Scale Monmartre and you will find the beautiful bleached stone of the Sacre Coeur, with some of France’s most noble figures immortalized in statuary. The city possesses many great libraries and bookstores and has welcomed such rebels as Gertrude Stein, James Baldwin, James Joyce, George Orwell, Chester Himes, Henry Miller, Anais Nin, Man Ray, Dennis Cooper, Isadora Duncan, and too many others to list. And this doesn’t even begin to account for Paris’s limitless homegrown talent. This great and glorious city will endure for all these reasons and more. It has survived revolutions, invasions, incursions, involutions, and it will endure well beyond this nightmare. Because Paris, no matter how much anybody tries to wound it or debase it, is incapable of being destroyed. It is a grand monument to romance and knowledge and enlightenment and will continue to thrive long after we have all had our giddy spin upon this mortal coil.
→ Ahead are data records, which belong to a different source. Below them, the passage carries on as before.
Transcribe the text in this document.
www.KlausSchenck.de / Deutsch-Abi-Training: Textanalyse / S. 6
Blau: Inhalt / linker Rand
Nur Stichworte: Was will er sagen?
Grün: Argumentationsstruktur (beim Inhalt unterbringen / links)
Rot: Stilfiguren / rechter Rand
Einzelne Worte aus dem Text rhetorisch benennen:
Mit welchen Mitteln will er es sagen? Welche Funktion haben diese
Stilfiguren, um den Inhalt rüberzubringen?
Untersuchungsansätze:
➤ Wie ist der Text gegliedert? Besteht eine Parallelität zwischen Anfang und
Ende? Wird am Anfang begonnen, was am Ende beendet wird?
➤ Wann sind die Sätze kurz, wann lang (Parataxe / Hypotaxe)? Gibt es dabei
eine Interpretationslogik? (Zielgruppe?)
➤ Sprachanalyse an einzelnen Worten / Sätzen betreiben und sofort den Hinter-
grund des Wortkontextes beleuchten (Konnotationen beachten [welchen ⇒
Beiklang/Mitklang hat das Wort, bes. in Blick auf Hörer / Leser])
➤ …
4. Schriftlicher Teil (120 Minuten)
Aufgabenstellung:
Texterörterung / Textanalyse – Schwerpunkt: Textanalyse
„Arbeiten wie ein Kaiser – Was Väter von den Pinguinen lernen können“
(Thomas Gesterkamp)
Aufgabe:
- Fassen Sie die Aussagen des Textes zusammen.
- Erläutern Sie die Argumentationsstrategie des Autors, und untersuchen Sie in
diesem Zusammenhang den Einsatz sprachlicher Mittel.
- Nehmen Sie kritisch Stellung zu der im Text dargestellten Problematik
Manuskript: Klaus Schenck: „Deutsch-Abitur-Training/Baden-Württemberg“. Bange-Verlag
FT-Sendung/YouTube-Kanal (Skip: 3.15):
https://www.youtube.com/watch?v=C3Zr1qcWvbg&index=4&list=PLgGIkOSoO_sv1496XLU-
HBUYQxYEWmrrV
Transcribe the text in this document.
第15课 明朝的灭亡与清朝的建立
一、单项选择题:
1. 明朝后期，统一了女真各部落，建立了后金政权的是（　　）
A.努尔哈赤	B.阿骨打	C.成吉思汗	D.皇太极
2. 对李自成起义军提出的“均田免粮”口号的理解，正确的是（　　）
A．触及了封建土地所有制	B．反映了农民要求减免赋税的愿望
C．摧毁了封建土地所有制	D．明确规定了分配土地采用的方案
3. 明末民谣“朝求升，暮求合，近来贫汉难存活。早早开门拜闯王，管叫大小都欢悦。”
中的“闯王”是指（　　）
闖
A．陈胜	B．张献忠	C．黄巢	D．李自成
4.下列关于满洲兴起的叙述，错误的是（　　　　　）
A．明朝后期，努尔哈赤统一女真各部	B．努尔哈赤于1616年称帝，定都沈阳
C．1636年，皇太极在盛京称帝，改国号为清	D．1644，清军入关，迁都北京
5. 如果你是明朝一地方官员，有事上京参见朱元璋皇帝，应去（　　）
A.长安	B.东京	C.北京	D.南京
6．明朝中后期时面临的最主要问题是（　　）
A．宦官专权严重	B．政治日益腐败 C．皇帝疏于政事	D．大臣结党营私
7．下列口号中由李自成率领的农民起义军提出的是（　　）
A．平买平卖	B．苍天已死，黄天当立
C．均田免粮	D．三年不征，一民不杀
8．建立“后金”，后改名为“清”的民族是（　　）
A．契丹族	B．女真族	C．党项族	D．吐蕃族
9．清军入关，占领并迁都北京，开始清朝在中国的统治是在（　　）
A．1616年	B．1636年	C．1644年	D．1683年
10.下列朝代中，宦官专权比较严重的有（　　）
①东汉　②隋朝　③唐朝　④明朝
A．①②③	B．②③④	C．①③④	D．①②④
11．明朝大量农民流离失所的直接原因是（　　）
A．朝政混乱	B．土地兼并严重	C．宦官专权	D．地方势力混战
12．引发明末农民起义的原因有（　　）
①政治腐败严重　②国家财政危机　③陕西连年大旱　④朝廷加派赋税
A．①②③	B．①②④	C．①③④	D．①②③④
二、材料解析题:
What happened tonight was unspeakably terrible. At least 118 innocent people are dead in the Bataclan theater alone, with at least 40 more reported dead in the six other attacks. We don’t yet know who did this. We know that the gunmen were perfunctory and methodical, taking the time to reload their Kalashnikovs for additional rounds. And this tragedy has caused a number of inhumane opportunists to emerge from their dark and unimaginative caves: waving scolding fingers at the paucity of guns, shaming college activists at Yale and Missouri for their lack of perspective, and flaunting their unfathomable xenophobia before they even know the score. In the end, none of their crass sentiments matter. Because you can’t stop Paris any more than you can halt the greatest love affair of your life.

Some people have taken the time to express their fears, to claim that, because of these attacks on a place so magical, there is no space where they can feel safe. But I’m thinking about the brave man who posted Facebook updates from inside the Bataclan. I’m thinking about the taxis who went out of their way to give people free rides home. I’m thinking about the way in which Parisians conjured the hashtag #PorteOuverte to give total strangers somewhere safe to say. There have been endless reports of kindness and generosity from the people of Paris. And that is because you can’t stop Paris. Nobody can. It is too rich in compassion and compatriotism and joy and joie de vivre for any force to stop. It has continued to recirculate its remarkable qualities so well and seemingly without effort that it is nearly impossible for any other city to measure up. Paris is a great example to us all.

So if you’re feeling paralyzed right now, if you’re feeling uncertain what the future is, just take one small look at the remarkable perseverance that Paris has already displayed. You can’t stop Paris. And you sure as hell can’t stop the human spirit.